Imputed data matrix: Protein intensities after performing selected imputation method
Full results: Combined table of all above data outputs i.e. with and without imputation information, along with fold change and p-values.

Download Report (word format) A summary report document including some statistics and plots.
Download Plots (PDF format) A PDF document containing all the plots generated during the analysis.

Advanced Options and Details

Differential expression analysis (DE)

As you can see, FragPipe-Analyst functionality relies on differential expression (DE) analysis. Internally, we use a Bioconductor package limma to carry out the DE analysis on each protein. Contrasts are built automatically from condition levels provided by the user allowing the generation of results for all possible comparisons. Multiple test adjustment are done with user specified options (default with “BH”). It also takes into account user defined cutoffs to filter significantly differentially expressed proteins.

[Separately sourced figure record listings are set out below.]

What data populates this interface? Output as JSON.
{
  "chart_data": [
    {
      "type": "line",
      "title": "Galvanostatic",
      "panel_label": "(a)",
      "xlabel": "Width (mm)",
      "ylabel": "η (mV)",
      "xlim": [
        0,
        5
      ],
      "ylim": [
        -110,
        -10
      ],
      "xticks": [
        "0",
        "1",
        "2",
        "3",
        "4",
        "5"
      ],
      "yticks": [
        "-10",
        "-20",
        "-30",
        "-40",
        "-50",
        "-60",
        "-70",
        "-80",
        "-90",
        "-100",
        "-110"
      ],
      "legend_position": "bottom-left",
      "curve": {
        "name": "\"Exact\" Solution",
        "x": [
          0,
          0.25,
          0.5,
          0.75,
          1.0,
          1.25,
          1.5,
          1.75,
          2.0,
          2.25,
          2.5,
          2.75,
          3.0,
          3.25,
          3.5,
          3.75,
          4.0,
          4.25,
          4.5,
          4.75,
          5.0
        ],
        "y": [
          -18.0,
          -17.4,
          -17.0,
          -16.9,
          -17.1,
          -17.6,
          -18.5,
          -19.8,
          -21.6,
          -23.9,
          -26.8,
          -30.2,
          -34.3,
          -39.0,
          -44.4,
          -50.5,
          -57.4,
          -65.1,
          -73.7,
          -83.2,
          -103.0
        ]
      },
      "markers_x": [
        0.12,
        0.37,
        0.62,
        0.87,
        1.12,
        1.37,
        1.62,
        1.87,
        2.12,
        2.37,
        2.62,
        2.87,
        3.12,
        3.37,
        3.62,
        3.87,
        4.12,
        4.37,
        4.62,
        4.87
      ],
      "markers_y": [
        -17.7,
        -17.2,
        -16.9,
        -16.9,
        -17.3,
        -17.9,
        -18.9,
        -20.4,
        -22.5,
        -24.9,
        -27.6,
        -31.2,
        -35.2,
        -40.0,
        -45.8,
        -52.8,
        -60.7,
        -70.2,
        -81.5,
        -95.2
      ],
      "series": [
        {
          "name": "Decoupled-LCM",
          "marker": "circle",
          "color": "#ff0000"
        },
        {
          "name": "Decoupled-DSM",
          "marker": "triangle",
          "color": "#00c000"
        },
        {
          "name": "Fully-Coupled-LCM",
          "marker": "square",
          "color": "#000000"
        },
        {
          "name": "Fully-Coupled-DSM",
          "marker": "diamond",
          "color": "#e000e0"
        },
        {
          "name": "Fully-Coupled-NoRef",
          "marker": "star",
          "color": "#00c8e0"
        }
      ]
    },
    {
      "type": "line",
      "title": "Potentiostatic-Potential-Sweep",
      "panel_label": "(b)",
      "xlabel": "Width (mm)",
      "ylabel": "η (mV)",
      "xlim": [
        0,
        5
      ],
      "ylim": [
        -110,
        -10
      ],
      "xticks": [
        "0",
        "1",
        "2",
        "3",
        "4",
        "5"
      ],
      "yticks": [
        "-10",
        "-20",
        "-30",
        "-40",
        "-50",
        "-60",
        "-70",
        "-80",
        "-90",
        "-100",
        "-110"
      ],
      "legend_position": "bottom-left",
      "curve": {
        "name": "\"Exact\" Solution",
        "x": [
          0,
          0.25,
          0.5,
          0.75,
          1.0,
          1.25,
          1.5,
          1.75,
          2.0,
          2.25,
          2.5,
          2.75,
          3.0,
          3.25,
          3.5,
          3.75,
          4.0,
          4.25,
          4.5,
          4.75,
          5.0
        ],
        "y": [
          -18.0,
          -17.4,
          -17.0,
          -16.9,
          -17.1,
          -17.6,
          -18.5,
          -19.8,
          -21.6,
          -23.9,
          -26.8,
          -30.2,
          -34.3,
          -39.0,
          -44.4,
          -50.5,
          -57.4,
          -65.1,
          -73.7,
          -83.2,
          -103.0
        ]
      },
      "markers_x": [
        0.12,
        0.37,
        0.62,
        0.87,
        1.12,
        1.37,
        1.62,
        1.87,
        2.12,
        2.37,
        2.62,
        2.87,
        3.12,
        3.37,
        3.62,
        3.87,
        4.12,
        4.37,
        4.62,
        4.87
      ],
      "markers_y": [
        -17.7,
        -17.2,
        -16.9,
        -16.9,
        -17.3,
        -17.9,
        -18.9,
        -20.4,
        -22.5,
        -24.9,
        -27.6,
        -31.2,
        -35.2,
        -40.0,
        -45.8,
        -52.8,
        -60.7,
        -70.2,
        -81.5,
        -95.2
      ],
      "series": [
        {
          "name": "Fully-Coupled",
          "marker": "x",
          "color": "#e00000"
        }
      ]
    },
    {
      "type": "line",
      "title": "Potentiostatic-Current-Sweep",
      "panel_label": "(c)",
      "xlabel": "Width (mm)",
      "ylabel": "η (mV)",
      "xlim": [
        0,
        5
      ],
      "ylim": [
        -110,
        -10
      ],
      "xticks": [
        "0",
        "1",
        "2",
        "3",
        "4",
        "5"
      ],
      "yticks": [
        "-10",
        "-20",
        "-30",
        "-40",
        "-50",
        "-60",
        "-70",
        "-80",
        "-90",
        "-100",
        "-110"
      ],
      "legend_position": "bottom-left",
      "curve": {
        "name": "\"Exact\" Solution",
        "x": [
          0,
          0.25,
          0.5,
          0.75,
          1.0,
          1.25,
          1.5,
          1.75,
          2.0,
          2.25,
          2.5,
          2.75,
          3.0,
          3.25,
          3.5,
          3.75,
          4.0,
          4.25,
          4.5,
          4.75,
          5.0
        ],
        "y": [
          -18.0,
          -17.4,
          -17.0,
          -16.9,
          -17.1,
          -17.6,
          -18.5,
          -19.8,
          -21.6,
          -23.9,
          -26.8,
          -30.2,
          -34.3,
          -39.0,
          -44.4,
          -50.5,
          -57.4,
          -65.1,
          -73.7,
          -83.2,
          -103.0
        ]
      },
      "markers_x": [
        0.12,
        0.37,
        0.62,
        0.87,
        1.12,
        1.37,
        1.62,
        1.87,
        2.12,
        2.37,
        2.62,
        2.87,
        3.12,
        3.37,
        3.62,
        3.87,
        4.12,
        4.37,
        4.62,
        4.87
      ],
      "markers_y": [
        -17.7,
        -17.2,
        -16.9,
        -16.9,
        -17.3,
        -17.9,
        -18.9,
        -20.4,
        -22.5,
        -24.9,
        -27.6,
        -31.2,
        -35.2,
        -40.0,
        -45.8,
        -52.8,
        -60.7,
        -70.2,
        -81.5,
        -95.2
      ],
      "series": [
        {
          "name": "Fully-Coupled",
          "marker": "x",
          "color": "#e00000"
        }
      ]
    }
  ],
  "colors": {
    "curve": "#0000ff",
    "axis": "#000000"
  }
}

Significant protein filtering criteria

Adjusted p-value cutoff: default is 0.05
Log2 fold change cutoff: default is 0.7

Missing value imputation options

No imputation: This is the default setting.
Perseus-type: This method is based on popular missing value imputation procedure implemented in Perseus. The missing values are replaced by random numbers drawn from a normal distribution of 1.8 standard deviation down shift and with a width of 0.3 of each sample.
MLE: Maximum likelihood-based imputation method using EM algorithm.
knn: Missing values replace by nearest neighbor averaging technique
min: Replaces the missing values by the smallest non-missing value in the data.
zero: Replaces the missing values by 0.

False Discovery Rate (FDR) correction option

Benjamin Hochberg (BH) method
local and tail area based: Implemented in fdrtools

In sample data demonstration, we set Adjusted p-value cutoff at 0.05, Log2 fold change cutoff at 1 and Type of FDR correction at Benjamini Hochberg.